(Our study presented at the 56th European Society of Pediatric Nephrology Congress)

Çocuk böbrek nakilli hastalarda Epstein-Barr virüs önemli enfeksiyon ajanlarından ve nakil sonrası lenfoma dahil bir çok soruna yol açabilmekte. Bu konuda standart bir yaklaşım bulunmamasına dikkat çektiğimiz bildirimiz İspanya, Valencia’da düzenlenen 56. Avrupa Çocuk Nefroloji Birliği kongresinde sunulmak üzere kabul edildi ve yayınlandı.

EN

Epstein-Barr virus is an important infectious agent in patients with kidney transplantation and can cause many problems including lymphoma after transplantation.

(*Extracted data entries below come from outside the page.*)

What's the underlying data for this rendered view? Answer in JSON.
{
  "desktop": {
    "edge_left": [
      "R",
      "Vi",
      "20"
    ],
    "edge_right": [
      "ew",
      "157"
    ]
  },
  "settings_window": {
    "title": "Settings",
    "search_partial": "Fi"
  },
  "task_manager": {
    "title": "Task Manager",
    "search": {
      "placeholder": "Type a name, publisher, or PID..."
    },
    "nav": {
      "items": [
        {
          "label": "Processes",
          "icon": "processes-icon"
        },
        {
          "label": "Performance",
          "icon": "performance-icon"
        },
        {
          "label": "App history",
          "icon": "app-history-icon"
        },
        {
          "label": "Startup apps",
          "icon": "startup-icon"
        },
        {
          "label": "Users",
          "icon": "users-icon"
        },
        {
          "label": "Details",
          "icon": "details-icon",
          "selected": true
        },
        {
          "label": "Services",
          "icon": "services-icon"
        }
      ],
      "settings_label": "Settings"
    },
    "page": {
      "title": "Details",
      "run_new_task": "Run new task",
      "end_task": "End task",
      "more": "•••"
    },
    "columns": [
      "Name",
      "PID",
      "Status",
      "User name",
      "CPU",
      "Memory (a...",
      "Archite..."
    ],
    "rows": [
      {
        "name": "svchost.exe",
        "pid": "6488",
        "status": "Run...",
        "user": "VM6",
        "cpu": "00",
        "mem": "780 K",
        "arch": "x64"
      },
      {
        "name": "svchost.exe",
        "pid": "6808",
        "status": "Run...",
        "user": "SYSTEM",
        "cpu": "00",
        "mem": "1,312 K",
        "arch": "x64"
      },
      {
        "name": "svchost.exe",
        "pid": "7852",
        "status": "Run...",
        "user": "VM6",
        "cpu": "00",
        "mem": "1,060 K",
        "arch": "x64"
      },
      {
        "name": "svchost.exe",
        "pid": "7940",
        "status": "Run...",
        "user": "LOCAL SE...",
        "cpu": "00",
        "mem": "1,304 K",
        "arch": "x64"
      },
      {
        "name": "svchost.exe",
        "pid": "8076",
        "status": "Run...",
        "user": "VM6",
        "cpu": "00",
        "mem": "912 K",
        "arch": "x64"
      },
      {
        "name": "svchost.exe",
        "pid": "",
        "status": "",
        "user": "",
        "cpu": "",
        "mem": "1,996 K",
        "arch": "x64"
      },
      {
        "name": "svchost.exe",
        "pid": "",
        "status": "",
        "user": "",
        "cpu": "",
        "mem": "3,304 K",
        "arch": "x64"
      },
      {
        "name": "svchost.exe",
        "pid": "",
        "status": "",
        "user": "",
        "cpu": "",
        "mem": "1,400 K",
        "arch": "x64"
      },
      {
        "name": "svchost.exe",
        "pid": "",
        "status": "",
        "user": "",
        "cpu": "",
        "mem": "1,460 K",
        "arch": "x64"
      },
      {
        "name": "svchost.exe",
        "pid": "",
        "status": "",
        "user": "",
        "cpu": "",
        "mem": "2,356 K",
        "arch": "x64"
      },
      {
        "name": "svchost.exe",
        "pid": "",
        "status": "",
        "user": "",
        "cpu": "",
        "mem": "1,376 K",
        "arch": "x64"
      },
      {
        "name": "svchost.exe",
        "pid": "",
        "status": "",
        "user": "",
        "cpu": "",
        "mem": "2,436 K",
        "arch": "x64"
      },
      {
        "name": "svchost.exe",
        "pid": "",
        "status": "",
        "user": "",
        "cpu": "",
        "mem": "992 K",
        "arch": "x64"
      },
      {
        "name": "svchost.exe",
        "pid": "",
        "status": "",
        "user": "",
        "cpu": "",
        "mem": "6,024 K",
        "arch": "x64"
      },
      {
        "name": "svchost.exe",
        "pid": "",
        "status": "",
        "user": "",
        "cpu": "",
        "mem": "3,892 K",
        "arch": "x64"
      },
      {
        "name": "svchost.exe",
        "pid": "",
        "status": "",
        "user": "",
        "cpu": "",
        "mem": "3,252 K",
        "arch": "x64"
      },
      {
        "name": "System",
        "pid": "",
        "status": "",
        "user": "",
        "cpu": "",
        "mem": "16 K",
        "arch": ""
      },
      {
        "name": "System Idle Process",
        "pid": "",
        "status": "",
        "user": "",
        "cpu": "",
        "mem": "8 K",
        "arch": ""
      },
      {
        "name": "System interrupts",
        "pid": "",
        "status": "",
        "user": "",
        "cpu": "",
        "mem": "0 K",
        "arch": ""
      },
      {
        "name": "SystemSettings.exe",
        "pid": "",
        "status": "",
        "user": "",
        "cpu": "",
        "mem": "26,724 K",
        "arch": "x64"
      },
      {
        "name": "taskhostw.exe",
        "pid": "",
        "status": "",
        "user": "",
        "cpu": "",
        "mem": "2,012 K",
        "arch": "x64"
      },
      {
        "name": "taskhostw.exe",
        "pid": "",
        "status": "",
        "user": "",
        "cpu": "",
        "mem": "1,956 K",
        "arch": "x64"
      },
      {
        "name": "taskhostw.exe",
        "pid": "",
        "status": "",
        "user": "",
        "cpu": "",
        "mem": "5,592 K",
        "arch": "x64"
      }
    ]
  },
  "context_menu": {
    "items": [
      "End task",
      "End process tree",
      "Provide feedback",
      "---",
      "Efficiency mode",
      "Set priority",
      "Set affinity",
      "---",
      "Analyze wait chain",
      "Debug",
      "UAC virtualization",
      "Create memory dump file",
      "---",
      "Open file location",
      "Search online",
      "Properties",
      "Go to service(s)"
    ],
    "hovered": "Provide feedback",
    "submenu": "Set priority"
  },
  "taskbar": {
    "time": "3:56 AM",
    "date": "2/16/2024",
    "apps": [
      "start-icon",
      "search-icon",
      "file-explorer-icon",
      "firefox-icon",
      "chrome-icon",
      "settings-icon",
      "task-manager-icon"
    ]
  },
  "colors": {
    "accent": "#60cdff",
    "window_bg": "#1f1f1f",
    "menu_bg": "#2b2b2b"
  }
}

Our report, in which we draw attention to the lack of a standard approach on this issue, was accepted and published to be presented at the 56th European Society of Pediatric Nephrology Congress held in Valencia, Spain.

Abstract:

Aims/Purpose: In pediatric kidney transplant recipients (pKTR), Epstein-Barr virus (EBV) is often
seronegative, while donors are mostly seropositive. Therefore, EBV DNAemia is more common in
pediatric recipients compared to adults. This condition can lead to various significant issues including
post-transplant lymphoproliferative disorder. There are significant variations in the definition of EBV
DNAemia, testing methods, accepted threshold values, and patient management among centers.
This study aims to elucidate this situation.
Methods: This survey involved 17 pediatric nephrology centers in Turkey. The survey questions were
shared online with the centers, and responses were evaluated using the same system.
Results: A total of 39 pediatric nephrologist participated in the survey, including 12 consultants, 8
associate professors, and 19 professors. Kidney transplantation was performed in 83.3% of the centers.
All centers reported routine screening for EBV post-transplantation. However, the timing of the first
screening varied: one week (11.8%), one month (70.6%), and three months (5.9%), with two centers
(11.8%) not performing routine screening. Polymerase chain reaction (PCR) and serological methods
were used for testing, with percentages of 87.5% and 17.6%, respectively. The unit for EBV-DNA test
results was predominantly reported as copies/mL (87.5%) and IU/mL (12.5%), with significant variation
in the accepted threshold values, ranging from 50-1000 copies/mL to 10-4500 IU/mL. Follow-up
frequency in the presence of EBV DNAemia was predominantly every two weeks (82.4%), followed
by weekly (11.8%) and every three weeks (5.9%). Changes in immunosuppression were mainly made
by reducing the dose of mycophenolic acid (94.1%), followed by reducing tacrolimus dose (52.9%)
and steroid discontinuation (17.6%). Despite the reduction in immunosuppression, 88.2% of centers
preferred intravenous immunoglobulin, and 29.4% chose rituximab in cases of persistent EBV
DNAemia. Regarding the administration of rituximab, 53.9% of the centers reported no specific criteria,
while 23.5% preferred rituximab at 3 months and 11.8% at 2 months of persistent EBV DNAemia.
Conclusions: While there were various recommendations for patient monitoring and management
(especially regarding immunosuppressive changes, IVIG, and rituximab use) in the presence of EBV
DNAemia in pKTR, there is a need for a best clinical practice recommendation.